Dan Brown's third installment of the Robert Langdon novels comes alive in the movie, Inferno. His first novel, The Da Vinci Code, was widely-read, which had audiences abuzz waiting for the movie’s release and it did well at the box office. The next installment, Angels & Demons, didn't do as well financially, but still was an enjoyable movie. The third installment, Inferno, unfortunately does not reach the level of the previous films.
It starts out in a blur. Something has happened to Professor Langdon (Tom Hanks) and we're not exactly sure what it is. All we know is that he's in a hospital bed attended by Dr. Sienna Brooks (Felicity Jones). Told from his point of view, everything is a blur, disjointed, flashes of images and memory loss and apparently, someone is trying to kill him. These first few minutes are previews of what’s to come over the next 2 hours. The story unfolds as a convoluted mess that doesn't make sense until the last few minutes. The twists and turns in the movie make it difficult to follow the story.
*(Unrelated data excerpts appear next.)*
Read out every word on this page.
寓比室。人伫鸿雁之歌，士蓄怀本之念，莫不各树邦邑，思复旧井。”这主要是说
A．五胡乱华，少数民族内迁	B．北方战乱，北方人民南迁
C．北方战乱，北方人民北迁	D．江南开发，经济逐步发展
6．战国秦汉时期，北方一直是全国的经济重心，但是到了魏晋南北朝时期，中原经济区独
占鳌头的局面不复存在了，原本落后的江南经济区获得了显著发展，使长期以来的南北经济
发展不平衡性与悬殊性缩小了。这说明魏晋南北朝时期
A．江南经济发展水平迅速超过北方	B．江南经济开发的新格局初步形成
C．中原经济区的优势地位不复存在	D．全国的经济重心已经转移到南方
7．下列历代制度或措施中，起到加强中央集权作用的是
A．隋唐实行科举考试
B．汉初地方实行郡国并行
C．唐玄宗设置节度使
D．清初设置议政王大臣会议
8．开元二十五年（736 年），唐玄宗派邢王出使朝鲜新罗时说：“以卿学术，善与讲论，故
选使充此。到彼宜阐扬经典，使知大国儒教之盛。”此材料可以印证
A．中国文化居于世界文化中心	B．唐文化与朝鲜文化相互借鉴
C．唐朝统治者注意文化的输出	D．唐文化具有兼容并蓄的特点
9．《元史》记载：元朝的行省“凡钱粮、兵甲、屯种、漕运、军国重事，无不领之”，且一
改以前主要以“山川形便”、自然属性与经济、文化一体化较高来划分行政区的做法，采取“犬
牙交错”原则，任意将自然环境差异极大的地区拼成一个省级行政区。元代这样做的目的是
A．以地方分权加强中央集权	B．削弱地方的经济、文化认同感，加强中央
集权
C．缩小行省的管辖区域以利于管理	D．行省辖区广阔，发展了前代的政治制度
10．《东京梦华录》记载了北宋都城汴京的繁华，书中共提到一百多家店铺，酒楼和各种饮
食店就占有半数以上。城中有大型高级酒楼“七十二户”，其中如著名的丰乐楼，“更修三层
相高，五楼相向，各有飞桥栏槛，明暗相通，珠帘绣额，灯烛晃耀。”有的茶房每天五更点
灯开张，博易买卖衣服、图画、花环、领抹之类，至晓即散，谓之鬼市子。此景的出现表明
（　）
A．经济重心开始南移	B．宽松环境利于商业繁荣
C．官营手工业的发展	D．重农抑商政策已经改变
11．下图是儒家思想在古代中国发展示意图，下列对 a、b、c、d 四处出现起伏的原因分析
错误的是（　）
The premise is simple enough. Bertrand Zobrist (Ben Foster), a billionaire fanatic, believes that the only way to stop destruction of the environment is by eliminating half the population through a manmade plague. The World Health Organization’s (WHO) crimefighter, Elizabeth Sinskey (Sidse Babett Knudsen) is hot on his trail, along with Christoph Bouchard (Omar Sy) who is out to stop him. But wait, there's a secret organization led by Harry Sims (Irrfan Khan) that's somehow involved. Put it all together and you've got a very confusing story that director Ron Howard tries valiantly to explain on the screen, but misses. While the story is explained by Harry Sims, his heavy Indian accent and low tone makes it difficult to understand. I'm blessed that I have many Indian friends, so I could understand Sims and even get his jokes, while others in the audience were not so fortunate.
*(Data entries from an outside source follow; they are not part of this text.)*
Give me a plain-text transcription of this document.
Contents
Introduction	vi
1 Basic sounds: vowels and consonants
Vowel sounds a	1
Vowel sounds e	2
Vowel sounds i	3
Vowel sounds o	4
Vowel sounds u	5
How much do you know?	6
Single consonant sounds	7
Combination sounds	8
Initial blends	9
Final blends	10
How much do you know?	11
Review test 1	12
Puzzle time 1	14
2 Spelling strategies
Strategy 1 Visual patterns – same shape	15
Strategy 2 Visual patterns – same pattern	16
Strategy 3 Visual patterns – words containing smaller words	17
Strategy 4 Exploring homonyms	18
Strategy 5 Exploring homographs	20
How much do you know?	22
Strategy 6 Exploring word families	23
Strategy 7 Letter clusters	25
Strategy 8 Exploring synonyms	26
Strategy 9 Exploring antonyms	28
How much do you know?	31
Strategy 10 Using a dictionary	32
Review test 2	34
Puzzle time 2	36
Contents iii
I enjoyed this film. While it wasn't one of the better ones, it was still entertaining. Since the plot was a little more sophisticated than a standard action film, some viewers may not be able to rise to the level of intrigue that novel readers enjoy. I don't expect it's going to be a big box office hit, but it does rank in my list of films to see, especially if you love reading Dan Brown novels. Foreign audiences will like it for the action sequences, which don’t require a lot of language translation.